毕竟这趟旅程有四五个小时的路程,如果是普通硬座的话坐久了会不舒服,花20多美元买臥铺又感觉没必要,所以就选了一等座。
虽说他是受到国会委员会邀请去的华盛顿,但如果受邀人的花费是属於“不必要的花费”。
就比如说像恩尼现在这样,没有选择经济实惠的二等座,而是选择了一等座的话,委员会也是不会报销的。
就算单次花费在25美元之下也不会报销。
不过,恩尼也无所谓这几十美元,只要坐得舒適就行。
他接过售票员给的一张硬质卡纸车票,上面印著“宾夕法尼亚铁路”的字样和车次路线图。
就这么提著行李到了站台,一辆深绿色的火车已经停驻在站台等待。
按照车票上的號码,找到了座位所在的车厢,头等车厢內到处装饰著昂贵的木材,座位也比二等座宽了不少,还铺垫著柔软的绒布,空气中瀰漫著清新的味道。
车厢服务也很不错,恩尼刚走到车厢门口,就有乘务员过来帮他搬运行李——
——嗯,女乘务员的顏值都比较高。
这趟车次的路线是从曼哈顿出发,进入新泽西州,沿著德拉瓦河沿岸向南行驶,之后经过宾夕法尼亚州的费城边界,纵向穿过德拉瓦州和马里兰州,最后抵达华盛顿特区的联合车站。
8点15分整,悠长的汽笛声划破长空,列车启动,缓缓驶出站台。
恩尼买了一份《纽约时报》好消磨这四个多小时的旅途时光。
在报纸的头版新闻上已经出现了国会听证会即將举行的的新闻,此时车厢上的所有人估计都不会想到,那个戴著毡帽正在看报纸的英俊青年,竟会以这么年轻的年纪,就成为国会听证会的受邀证人。
阅读报纸的时间中,车窗外的景色逐渐从城市变作了新泽西州连绵的沼泽与田野,那些田野中的枯草上覆盖著冬日的薄霜,农舍的炊烟从大地上裊裊升起。
乘务员推著餐车走过,声音清越的喝著卖东西。
虽说行李中有不少玛丽塞进来的食物,但打开去拿太麻烦了————没有人能在打开母亲装好的行李箱后再復原的好吧。
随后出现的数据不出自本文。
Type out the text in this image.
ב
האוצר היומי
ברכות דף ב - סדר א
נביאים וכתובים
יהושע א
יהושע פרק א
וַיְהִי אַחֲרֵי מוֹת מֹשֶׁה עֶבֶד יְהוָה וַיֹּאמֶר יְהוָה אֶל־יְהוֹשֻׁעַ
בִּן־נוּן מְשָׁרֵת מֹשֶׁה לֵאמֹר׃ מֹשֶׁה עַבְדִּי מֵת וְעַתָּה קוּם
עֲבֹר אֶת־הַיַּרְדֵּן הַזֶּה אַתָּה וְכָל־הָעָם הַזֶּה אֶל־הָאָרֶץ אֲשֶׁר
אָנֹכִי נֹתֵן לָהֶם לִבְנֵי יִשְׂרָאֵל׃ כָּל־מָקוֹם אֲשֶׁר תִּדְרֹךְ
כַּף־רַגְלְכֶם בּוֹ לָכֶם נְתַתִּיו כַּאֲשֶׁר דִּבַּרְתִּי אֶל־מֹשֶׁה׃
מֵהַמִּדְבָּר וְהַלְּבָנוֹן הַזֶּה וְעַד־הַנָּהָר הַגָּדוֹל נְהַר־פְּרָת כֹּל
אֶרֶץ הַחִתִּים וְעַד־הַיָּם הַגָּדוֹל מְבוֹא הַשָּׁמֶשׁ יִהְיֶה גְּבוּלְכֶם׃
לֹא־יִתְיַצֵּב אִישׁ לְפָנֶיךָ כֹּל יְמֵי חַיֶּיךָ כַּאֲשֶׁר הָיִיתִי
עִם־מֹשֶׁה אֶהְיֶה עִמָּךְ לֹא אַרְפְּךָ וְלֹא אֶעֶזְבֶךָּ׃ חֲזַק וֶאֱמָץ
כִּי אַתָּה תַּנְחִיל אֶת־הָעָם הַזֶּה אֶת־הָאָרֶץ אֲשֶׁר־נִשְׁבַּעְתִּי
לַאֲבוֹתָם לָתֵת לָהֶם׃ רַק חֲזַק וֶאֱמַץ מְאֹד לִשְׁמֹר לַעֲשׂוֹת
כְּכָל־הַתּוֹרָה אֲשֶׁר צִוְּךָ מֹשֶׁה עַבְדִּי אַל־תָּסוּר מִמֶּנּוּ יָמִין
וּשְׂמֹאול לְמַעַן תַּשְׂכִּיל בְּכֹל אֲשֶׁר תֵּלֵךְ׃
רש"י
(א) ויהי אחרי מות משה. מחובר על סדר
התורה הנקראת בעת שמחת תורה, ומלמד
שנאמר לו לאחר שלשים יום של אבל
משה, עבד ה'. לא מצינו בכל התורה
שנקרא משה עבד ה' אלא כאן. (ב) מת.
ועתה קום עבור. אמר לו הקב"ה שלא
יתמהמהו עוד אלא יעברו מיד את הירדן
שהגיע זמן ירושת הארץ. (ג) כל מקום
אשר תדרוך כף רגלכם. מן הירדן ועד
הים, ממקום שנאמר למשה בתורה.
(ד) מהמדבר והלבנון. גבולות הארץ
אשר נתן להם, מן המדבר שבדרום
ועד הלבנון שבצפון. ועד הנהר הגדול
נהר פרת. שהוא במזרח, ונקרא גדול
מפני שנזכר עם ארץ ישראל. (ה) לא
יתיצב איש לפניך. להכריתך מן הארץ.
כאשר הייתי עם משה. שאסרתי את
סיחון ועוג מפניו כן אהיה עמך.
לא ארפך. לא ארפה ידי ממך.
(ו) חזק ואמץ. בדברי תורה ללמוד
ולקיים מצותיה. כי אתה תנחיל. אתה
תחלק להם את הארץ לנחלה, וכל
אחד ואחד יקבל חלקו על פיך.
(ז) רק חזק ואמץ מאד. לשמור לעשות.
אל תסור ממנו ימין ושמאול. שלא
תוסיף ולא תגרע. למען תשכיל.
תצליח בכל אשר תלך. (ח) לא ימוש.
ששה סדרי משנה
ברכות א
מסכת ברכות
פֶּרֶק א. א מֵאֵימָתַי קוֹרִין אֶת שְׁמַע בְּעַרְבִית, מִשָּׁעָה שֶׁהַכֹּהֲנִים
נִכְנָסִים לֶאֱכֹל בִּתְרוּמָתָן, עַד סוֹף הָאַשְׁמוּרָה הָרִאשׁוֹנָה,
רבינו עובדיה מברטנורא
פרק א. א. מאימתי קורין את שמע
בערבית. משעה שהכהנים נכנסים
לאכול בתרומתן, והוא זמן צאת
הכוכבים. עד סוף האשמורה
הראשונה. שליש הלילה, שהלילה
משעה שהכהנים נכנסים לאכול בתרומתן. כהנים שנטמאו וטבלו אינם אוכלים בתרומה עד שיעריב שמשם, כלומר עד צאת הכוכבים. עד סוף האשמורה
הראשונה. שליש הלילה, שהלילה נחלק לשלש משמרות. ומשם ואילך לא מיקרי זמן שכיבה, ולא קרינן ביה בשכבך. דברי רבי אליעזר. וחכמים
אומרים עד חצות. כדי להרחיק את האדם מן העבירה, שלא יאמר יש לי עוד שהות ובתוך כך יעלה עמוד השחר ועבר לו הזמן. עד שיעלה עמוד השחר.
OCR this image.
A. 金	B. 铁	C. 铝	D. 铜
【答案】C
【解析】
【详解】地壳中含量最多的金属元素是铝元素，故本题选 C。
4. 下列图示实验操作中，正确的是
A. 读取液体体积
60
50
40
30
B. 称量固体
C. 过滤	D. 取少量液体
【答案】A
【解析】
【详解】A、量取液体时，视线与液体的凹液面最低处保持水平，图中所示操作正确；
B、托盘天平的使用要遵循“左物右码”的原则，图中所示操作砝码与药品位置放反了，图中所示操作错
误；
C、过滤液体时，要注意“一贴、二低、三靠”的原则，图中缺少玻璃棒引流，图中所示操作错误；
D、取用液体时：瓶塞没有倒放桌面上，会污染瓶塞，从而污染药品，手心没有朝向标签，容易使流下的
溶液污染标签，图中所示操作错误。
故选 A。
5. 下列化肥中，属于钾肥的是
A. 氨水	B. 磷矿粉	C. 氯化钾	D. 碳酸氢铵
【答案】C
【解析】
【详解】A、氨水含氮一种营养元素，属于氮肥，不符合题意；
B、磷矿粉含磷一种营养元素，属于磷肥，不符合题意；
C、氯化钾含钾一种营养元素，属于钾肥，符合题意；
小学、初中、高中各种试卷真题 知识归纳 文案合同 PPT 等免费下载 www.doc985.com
“你好,我要咖啡和三明治,”恩尼放下报纸,抬头招呼著。
留著一头淡金色捲髮,露出匀称小腿的女乘务员在恩尼旁边停下,將三明治和咖啡递给恩尼。
也就是这时,女乘务员见到了毡帽下恩尼的容貌。
嘶,长得好帅啊。
怎么这么眼熟,像是在报纸上看到过————
不会是————
“先生,你————你是恩尼·里瑟吗?”女乘务员有些不敢相信,用力眨了眨眼睛。
“我不想让人知道,”恩尼点了点头,低声说著。
好嘛,总算是体验到这种隨时隨地被人认出来的感觉了!
女乘务员当然知道道理,没有声张,在车厢中售卖完餐点后,才低调的带著一本《大西洋月刊》回来请恩尼签了名,作为回报她请恩尼又吃了一份三明治。
时间很快过去。
火车轰隆轰隆的穿过了德拉瓦河,进入了宾夕法尼亚州,窗外飞逝的田园风光相当美好,但似乎也带著一种催眠作用,加上车轮撞击铁轨时发出的那种节奏稳定的白噪音,不知不觉恩尼就抱著手臂睡了过去。
“里瑟先生,里瑟先生————”
“醒一醒,里瑟先生,列车即將到站了。”
耳边传来清越的声音,有人在轻轻点著他的肩膀。
恩尼缓缓醒来,见到是適才那个找他要签名的女乘务员在叫醒他。
此时窗外的景色已经不再是田园风光了,而是被繁华的城市景色所替代。
广播中传来播报声:“各位旅客,我们即將抵达本次列车的终点站—华盛顿联合车站。”
与此同时,火车开始减速,滑行入一个远比宾夕法尼亚车站要宏伟得多的建筑,巨大的拱顶和科林斯石柱组合在一起,让联合车站有一种古罗马宫廷浴场的感觉。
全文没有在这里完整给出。